Das sogenannte ACE-Screening, kurz für Adverse Childhood Experiences, ist ein einfacher Fragebogen, der international in der Prävention psychischer Erkrankungen etabliert ist. Er fragt zehn zentrale Belastungskategorien ab. Für jede erlebte Kategorie wird ein Punkt vergeben, der Gesamtscore liegt zwischen null und zehn. Je höher der ACE-Score, desto größer das Risiko für spätere psychische oder körperliche Erkrankungen.

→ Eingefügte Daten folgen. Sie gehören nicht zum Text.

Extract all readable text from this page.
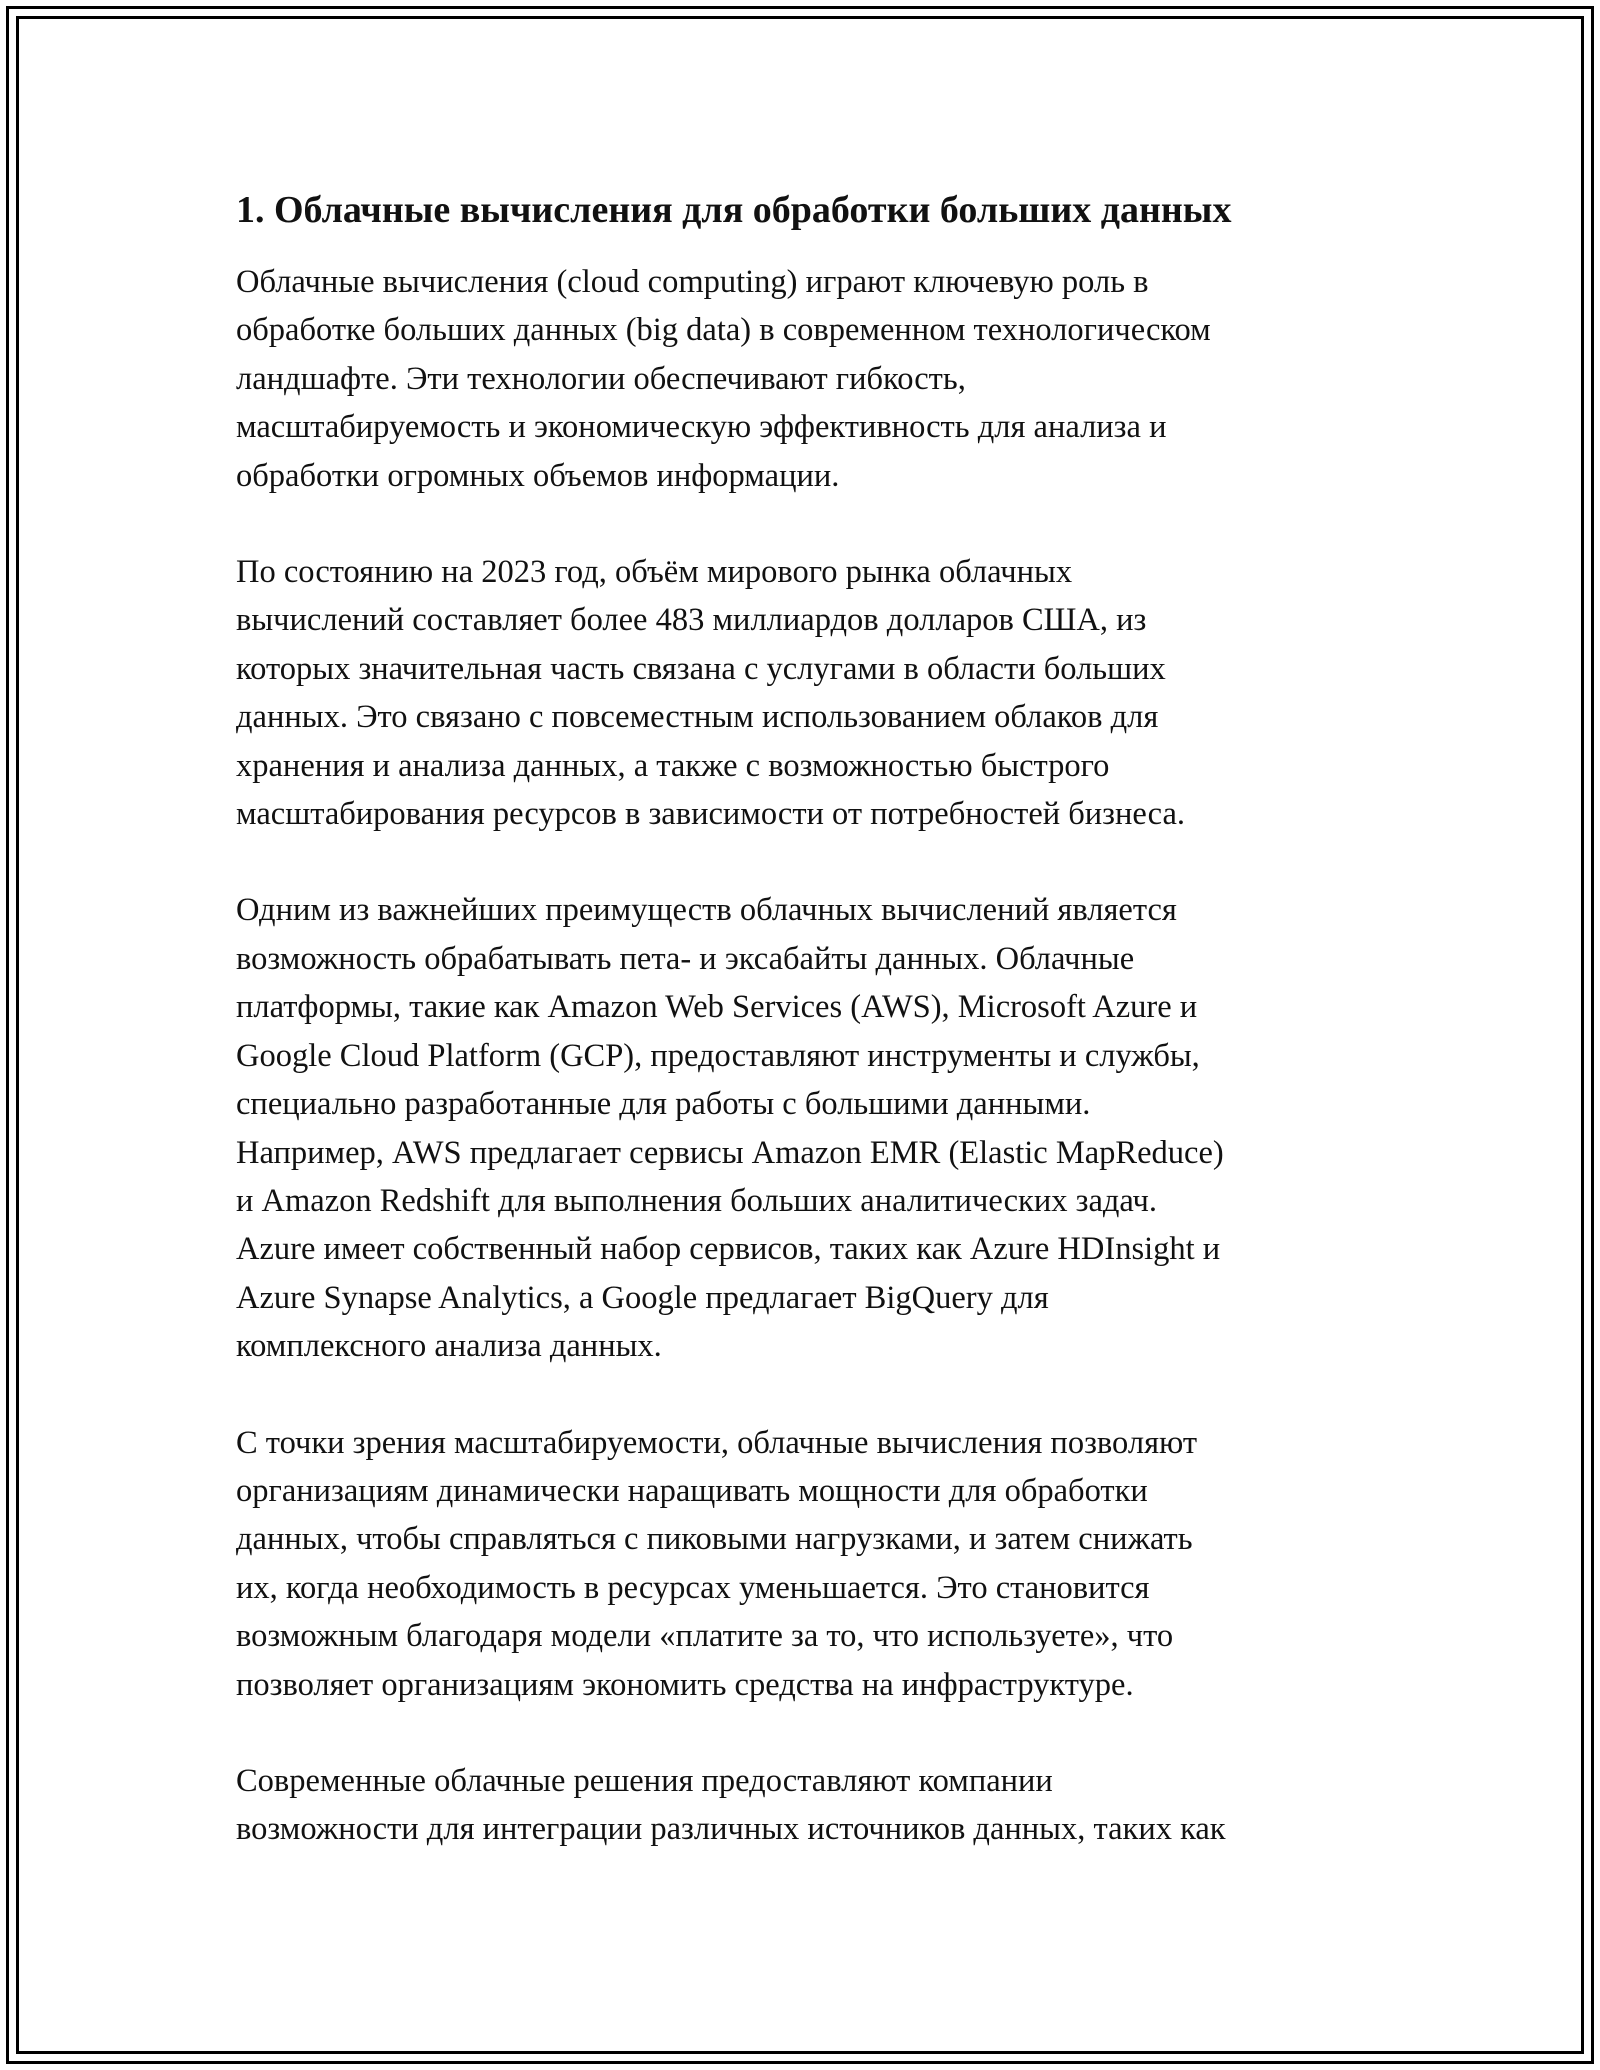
1. Облачные вычисления для обработки больших данных

Облачные вычисления (cloud computing) играют ключевую роль в
обработке больших данных (big data) в современном технологическом
ландшафте. Эти технологии обеспечивают гибкость,
масштабируемость и экономическую эффективность для анализа и
обработки огромных объемов информации.

По состоянию на 2023 год, объём мирового рынка облачных
вычислений составляет более 483 миллиардов долларов США, из
которых значительная часть связана с услугами в области больших
данных. Это связано с повсеместным использованием облаков для
хранения и анализа данных, а также с возможностью быстрого
масштабирования ресурсов в зависимости от потребностей бизнеса.

Одним из важнейших преимуществ облачных вычислений является
возможность обрабатывать пета- и эксабайты данных. Облачные
платформы, такие как Amazon Web Services (AWS), Microsoft Azure и
Google Cloud Platform (GCP), предоставляют инструменты и службы,
специально разработанные для работы с большими данными.
Например, AWS предлагает сервисы Amazon EMR (Elastic MapReduce)
и Amazon Redshift для выполнения больших аналитических задач.
Azure имеет собственный набор сервисов, таких как Azure HDInsight и
Azure Synapse Analytics, а Google предлагает BigQuery для
комплексного анализа данных.

С точки зрения масштабируемости, облачные вычисления позволяют
организациям динамически наращивать мощности для обработки
данных, чтобы справляться с пиковыми нагрузками, и затем снижать
их, когда необходимость в ресурсах уменьшается. Это становится
возможным благодаря модели «платите за то, что используете», что
позволяет организациям экономить средства на инфраструктуре.

Современные облачные решения предоставляют компании
возможности для интеграции различных источников данных, таких как
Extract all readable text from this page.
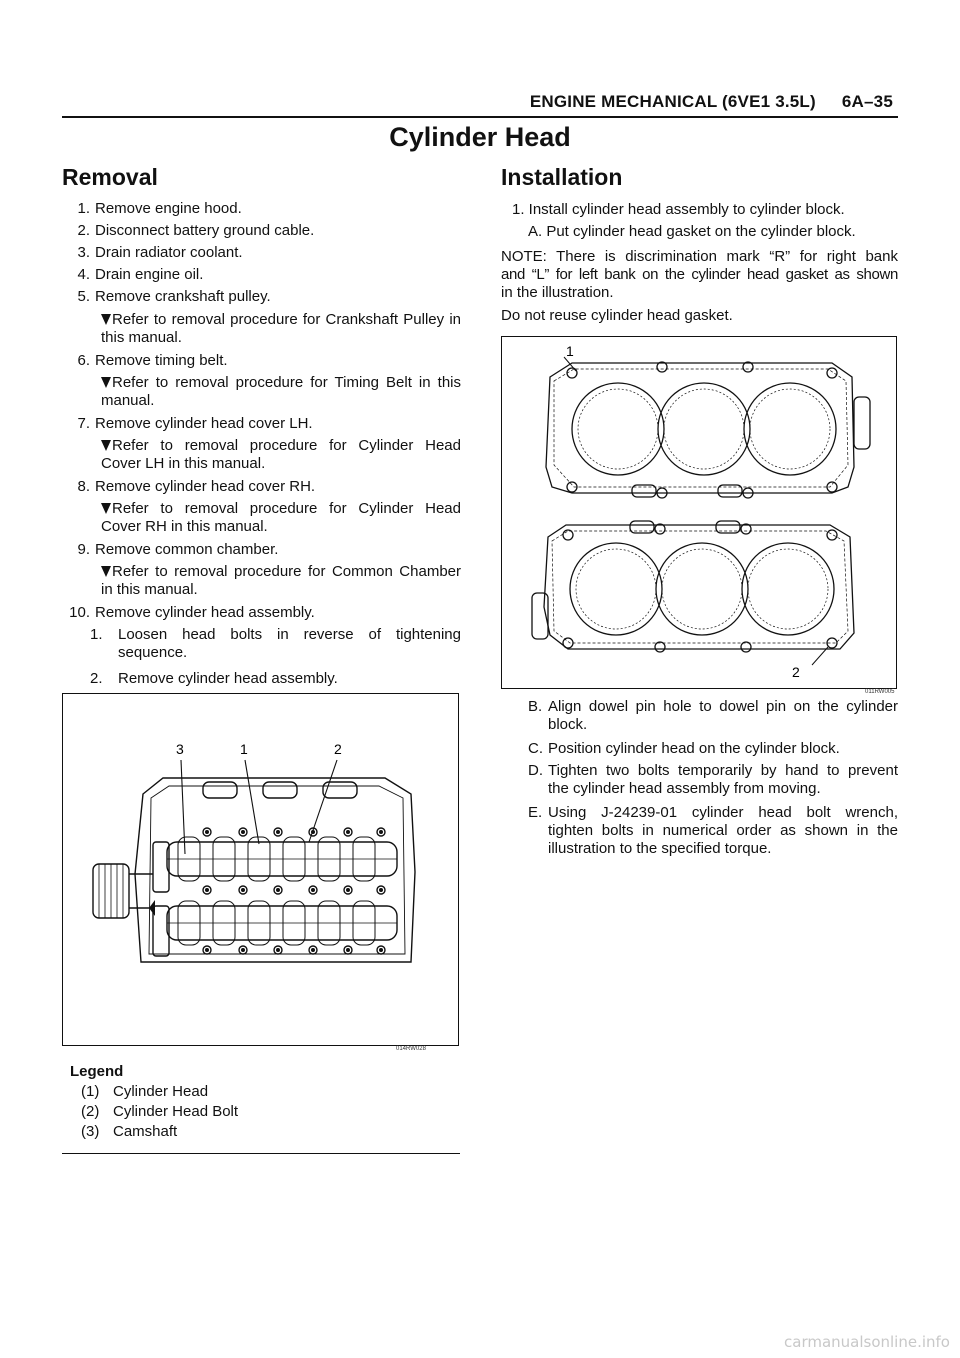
ENGINE MECHANICAL (6VE1 3.5L) 6A–35
Cylinder Head
Removal
1. Remove engine hood.
2. Disconnect battery ground cable.
3. Drain radiator coolant.
4. Drain engine oil.
5. Remove crankshaft pulley.
Refer to removal procedure for Crankshaft Pulley in
this manual.
6. Remove timing belt.
Refer to removal procedure for Timing Belt in this
manual.
7. Remove cylinder head cover LH.
Refer to removal procedure for Cylinder Head
Cover LH in this manual.
8. Remove cylinder head cover RH.
Refer to removal procedure for Cylinder Head
Cover RH in this manual.
9. Remove common chamber.
Refer to removal procedure for Common Chamber
in this manual.
10. Remove cylinder head assembly.
1. Loosen head bolts in reverse of tightening
sequence.
2. Remove cylinder head assembly.
3	1	2
014RW028
Legend
(1) Cylinder Head
(2) Cylinder Head Bolt
(3) Camshaft
Installation
1. Install cylinder head assembly to cylinder block.
A. Put cylinder head gasket on the cylinder block.
NOTE: There is discrimination mark “R” for right bank
and “L” for left bank on the cylinder head gasket as shown
in the illustration.
Do not reuse cylinder head gasket.
1
2
011RW005
B. Align dowel pin hole to dowel pin on the cylinder
block.
C. Position cylinder head on the cylinder block.
D. Tighten two bolts temporarily by hand to prevent
the cylinder head assembly from moving.
E. Using J-24239-01 cylinder head bolt wrench,
tighten bolts in numerical order as shown in the
illustration to the specified torque.
carmanualsonline.info
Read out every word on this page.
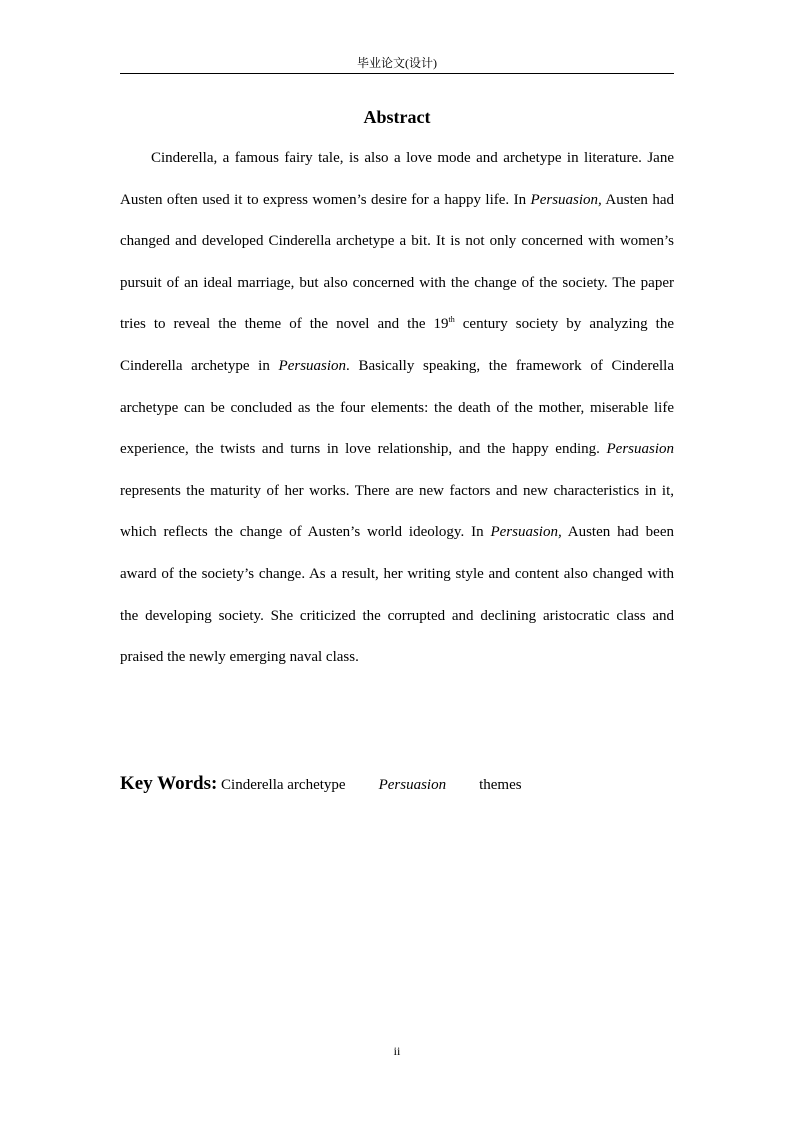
毕业论文(设计)
Abstract

Cinderella, a famous fairy tale, is also a love mode and archetype in literature. Jane Austen often used it to express women’s desire for a happy life. In Persuasion, Austen had changed and developed Cinderella archetype a bit. It is not only concerned with women’s pursuit of an ideal marriage, but also concerned with the change of the society. The paper tries to reveal the theme of the novel and the 19th century society by analyzing the Cinderella archetype in Persuasion. Basically speaking, the framework of Cinderella archetype can be concluded as the four elements: the death of the mother, miserable life experience, the twists and turns in love relationship, and the happy ending. Persuasion represents the maturity of her works. There are new factors and new characteristics in it, which reflects the change of Austen’s world ideology. In Persuasion, Austen had been award of the society’s change. As a result, her writing style and content also changed with the developing society. She criticized the corrupted and declining aristocratic class and praised the newly emerging naval class.

Key Words: Cinderella archetype Persuasion themes
ii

Eine vielfach zitierte US-Studie zeigt: Menschen mit vier oder mehr ACEs haben ein bis zu vierfach erhöhtes Risiko für Depressionen, Substanzmissbrauch oder Herz-Kreislauf-Erkrankungen. In Deutschland geben rund 44 Prozent der Erwachsenen an, mindestens eine solche Erfahrung gemacht zu haben, neun Prozent berichten vier oder mehr. Eva Möhler nutzt das Screening systematisch im klinischen Alltag: „Wir machen das für alle Eltern, einfach weil wir wissen möchten, mit welchem Gepäck sie in die Erziehungsarbeit einsteigen.“

Veränderung beginnt mit Sichtbarkeit
Traumatische Erfahrungen hinterlassen Spuren in Familien, in Körpern, in Biografien. Doch sie sind nicht unveränderbar. Wie Möhler bereits betont, ist die Kindheit die sensibelste Phase für Interventionen, Verhaltensmuster und Selbstbilder. Hilfe kann hier besonders wirksam sein. Aber auch für Erwachsene gilt: Es ist nie zu spät, sich dem eigenen emotionalen Erbe zu stellen. Selbst nach jahrzehntelanger Prägung durch Scham, Schuld oder Selbstabwertung ist Veränderung möglich. Entscheidend ist, dass die seelischen Altlasten nicht weiter schweigen sondern gesehen, verstanden und behandelt werden. Nur so lässt sich der Kreislauf durchbrechen.